2011-05-08 Thread Bill Spitzak
Certainly there should be an easy way to get the default window  
decorations. I think the correct way is for the client to call an  
client-side appearance library that can draw these, tell the client  
about the sizes, and also can draw all the buttons and scroll bars and  
so on.



On May 8, 2011, at 9:27 AM, andre.knis...@gmx.de wrote:

Of course it is server side decoration, but it eliminates its main  
problem.


- Reply message -
Von: Bill Spitzak spit...@gmail.com
Datum: So., Mai. 8, 2011 18:18
Betreff: Antw.: client side decorations
An: andre.knis...@gmx.de andre.knis...@gmx.de
Cc: wayland-devel@lists.freedesktop.org



On May 8, 2011, at 8:25 AM, andre.knis...@gmx.de wrote:

 As far as I can tell, the main problem with server side decoration  
 is that applications cannot modify them and thus they create their  
 own decoration.

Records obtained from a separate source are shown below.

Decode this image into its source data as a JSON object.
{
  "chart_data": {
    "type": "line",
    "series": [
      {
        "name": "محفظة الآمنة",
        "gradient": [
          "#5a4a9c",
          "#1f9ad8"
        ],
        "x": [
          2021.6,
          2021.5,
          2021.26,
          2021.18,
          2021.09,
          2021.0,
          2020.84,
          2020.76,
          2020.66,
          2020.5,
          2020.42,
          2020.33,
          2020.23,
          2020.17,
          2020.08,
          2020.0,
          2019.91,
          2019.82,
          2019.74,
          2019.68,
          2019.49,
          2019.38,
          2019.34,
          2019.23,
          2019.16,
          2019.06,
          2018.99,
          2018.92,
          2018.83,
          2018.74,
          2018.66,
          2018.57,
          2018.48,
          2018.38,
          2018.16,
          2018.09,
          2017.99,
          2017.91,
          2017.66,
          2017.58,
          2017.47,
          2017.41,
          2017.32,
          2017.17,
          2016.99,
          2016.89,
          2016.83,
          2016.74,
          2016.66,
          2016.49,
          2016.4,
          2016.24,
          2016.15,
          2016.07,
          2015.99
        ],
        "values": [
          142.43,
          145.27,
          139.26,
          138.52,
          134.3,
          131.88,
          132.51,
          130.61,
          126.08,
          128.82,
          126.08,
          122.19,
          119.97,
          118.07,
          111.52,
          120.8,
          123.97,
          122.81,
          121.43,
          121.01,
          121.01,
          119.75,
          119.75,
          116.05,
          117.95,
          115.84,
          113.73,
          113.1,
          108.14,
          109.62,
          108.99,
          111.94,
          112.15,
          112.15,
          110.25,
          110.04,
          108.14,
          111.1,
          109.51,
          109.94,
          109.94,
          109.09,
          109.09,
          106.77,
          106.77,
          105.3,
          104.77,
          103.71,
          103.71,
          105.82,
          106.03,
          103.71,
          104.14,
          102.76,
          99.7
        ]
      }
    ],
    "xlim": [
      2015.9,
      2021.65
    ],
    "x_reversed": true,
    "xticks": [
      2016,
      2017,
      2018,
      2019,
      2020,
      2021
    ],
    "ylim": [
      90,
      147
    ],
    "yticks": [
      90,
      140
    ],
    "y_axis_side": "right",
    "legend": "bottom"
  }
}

Please correct me if I'm wrong.
 So why can't we enforce the WM to provide an API for modifying the  
 decorations? If a WM wouldn't implement it, we'd use some default  
 decoration for applications that need to use the API. Chrome could  
 for example get a surface to draw its tabs from KWin, and KWin  
would  ensure the tabs don't overlap with the buttons, etc.

 I hope this wasn't proposed in the thousands of CSD posts before ;)

No. What you are describing *IS* server-side decorations. I fully  
agree with the majority here that client-side is the way to go.